In Vancouver, you pass the homeless on the streets. Desperate, dirty, unfortunate souls sleeping in doorways and bus shelters, unsure of their next move, hoping that something changes to make their world a little better.
In Whistler, the homeless come to your door. Clean, educated, full of energy and with a job, or at least the prospect of employment, they are nevertheless desperate for a place to live.
It’s not a wholly legitimate comparison, of course. Most of the homeless in Vancouver, or any other major city, are people with few options and in need of all kinds of help. Most of the homeless in Whistler can go somewhere else if they have to; they have a choice. That is a huge difference if one is looking at degrees of “homelessness”.
It also touches on one of the most important points to remember when analyzing Whistler: virtually everyone who is here is here by choice. It’s too expensive, too difficult, too frustrating to stick around if you don’t like this place, so everyone here has made the choice to stay, at least for a while. There aren’t many places in the world that can say that.
That is what makes the story of Whistler’s homeless a tragedy. It’s on a different level than the story of the homeless in most big cities, but it’s Whistler’s tragedy.
Over the years much has been written, in this space and in others, of the need for employee housing in Whistler, the obstacles to creating more of it, and the consequences if we don’t. It’s a topic as old and as tired as they come in a ski town.
In the last year too, much ink has been spilled and many trees sacrificed in the hopes of creating awareness and understanding of the labour shortage that has hit Western Canada hard this year, and will affect all of Canada in years to come. Through good planning and diligent work by a number of people and organizations, Whistler seemed to have dodged the labour shortage this winter. Turnout to both Whistler-Blackcomb’s and the Whistler Employment Centre’s job fairs last month exceeded expectations, and the jobs available.

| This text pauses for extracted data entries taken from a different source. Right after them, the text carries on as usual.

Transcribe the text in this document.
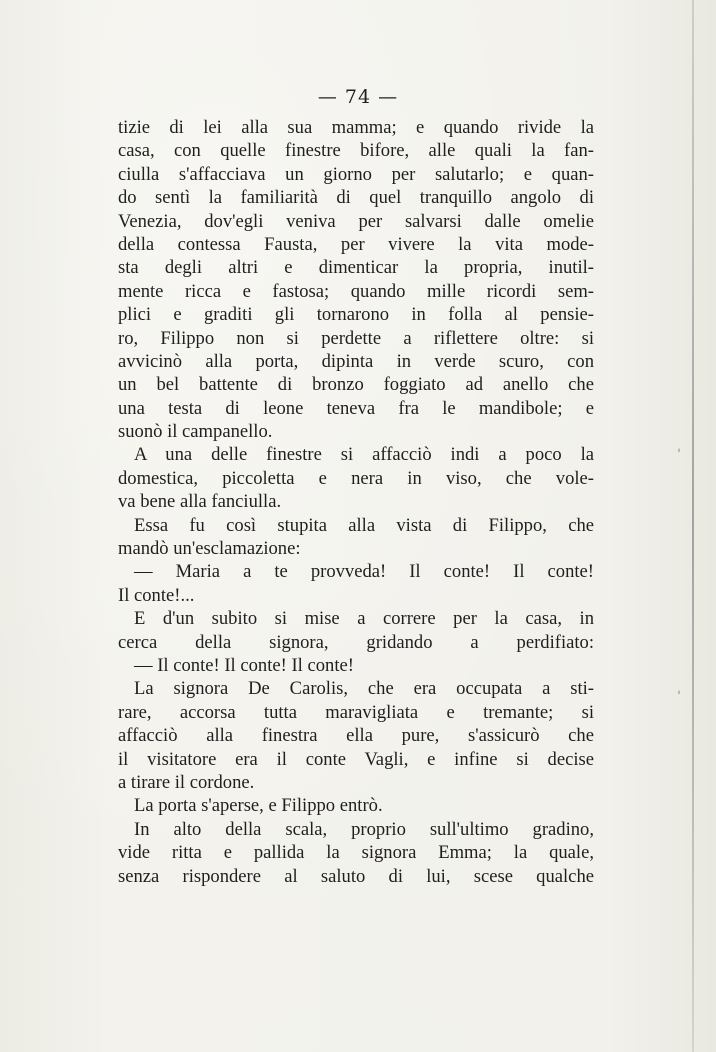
— 74 —
tizie di lei alla sua mamma; e quando rivide la
casa, con quelle finestre bifore, alle quali la fan-
ciulla s'affacciava un giorno per salutarlo; e quan-
do sentì la familiarità di quel tranquillo angolo di
Venezia, dov'egli veniva per salvarsi dalle omelie
della contessa Fausta, per vivere la vita mode-
sta degli altri e dimenticar la propria, inutil-
mente ricca e fastosa; quando mille ricordi sem-
plici e graditi gli tornarono in folla al pensie-
ro, Filippo non si perdette a riflettere oltre: si
avvicinò alla porta, dipinta in verde scuro, con
un bel battente di bronzo foggiato ad anello che
una testa di leone teneva fra le mandibole; e
suonò il campanello.
A una delle finestre si affacciò indi a poco la
domestica, piccoletta e nera in viso, che vole-
va bene alla fanciulla.
Essa fu così stupita alla vista di Filippo, che
mandò un'esclamazione:
— Maria a te provveda! Il conte! Il conte!
Il conte!...
E d'un subito si mise a correre per la casa, in
cerca della signora, gridando a perdifiato:
— Il conte! Il conte! Il conte!
La signora De Carolis, che era occupata a sti-
rare, accorsa tutta maravigliata e tremante; si
affacciò alla finestra ella pure, s'assicurò che
il visitatore era il conte Vagli, e infine si decise
a tirare il cordone.
La porta s'aperse, e Filippo entrò.
In alto della scala, proprio sull'ultimo gradino,
vide ritta e pallida la signora Emma; la quale,
senza rispondere al saluto di lui, scese qualche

But now the housing part of the equation may be nullifying the good work that went into recruiting employees for the winter. There are reports of people with jobs leaving town because they can’t find an affordable place to live. And for the first time in nearly a decade, there are people going door-to-door inquiring if anyone has or knows of any accommodation. In the Dirty ’30s people went door to door looking for work; in Whistler in 2006 it’s accommodation that’s precious.
The valley is always full of optimism and anticipation in November as the snowline works its way down the mountains, and never more than this year. After a record summer and a solid season last winter, Whistler is on the rebound. Advance bookings are up, value is on everyone’s mind, the seasonal labour shortage appeared to be thwarted and Whistler Mountain opened ahead of schedule. Even at the local political level, there is a new energy that is being coordinated and channeled effectively. And people seem generally satisfied with the council’s first year in office.
But this council also has to deal with opportunities lost by their predecessors, one of the most significant being insufficient results on the affordable housing front in recent years — a period that saw Whistler’s employee needs expand with the opening of several new hotels.
There is more employee housing planned; when it becomes available is another matter. If history is any indication, diligence on the housing front can never be relaxed.
In the meantime, the last few weeks have seen discussions of “scum” landlords and home-wrecker tenants. The municipality is now providing information about tenants’ and landlords’ rights and responsibilities. But the evidence suggests the main issue is simple arithmetic: there is not enough affordable accommodation.
Which leads to the question: Can Whistler ever provide enough affordable accommodation, and should it? It’s a fair question, one that should be considered in the context of development in the valley, in the context of customer service.
And it should be kept in mind when the knock on your door is from someone who has traveled half way around the world to spend a few months in Whistler and is now ready to give up the dream and go home. That is more than just an employee who can’t find a place to live. That’s another opportunity to tell Whistler’s story lost. It’s another employee successfully recruited and then abandoned. It’s Whistler shooting itself in the foot.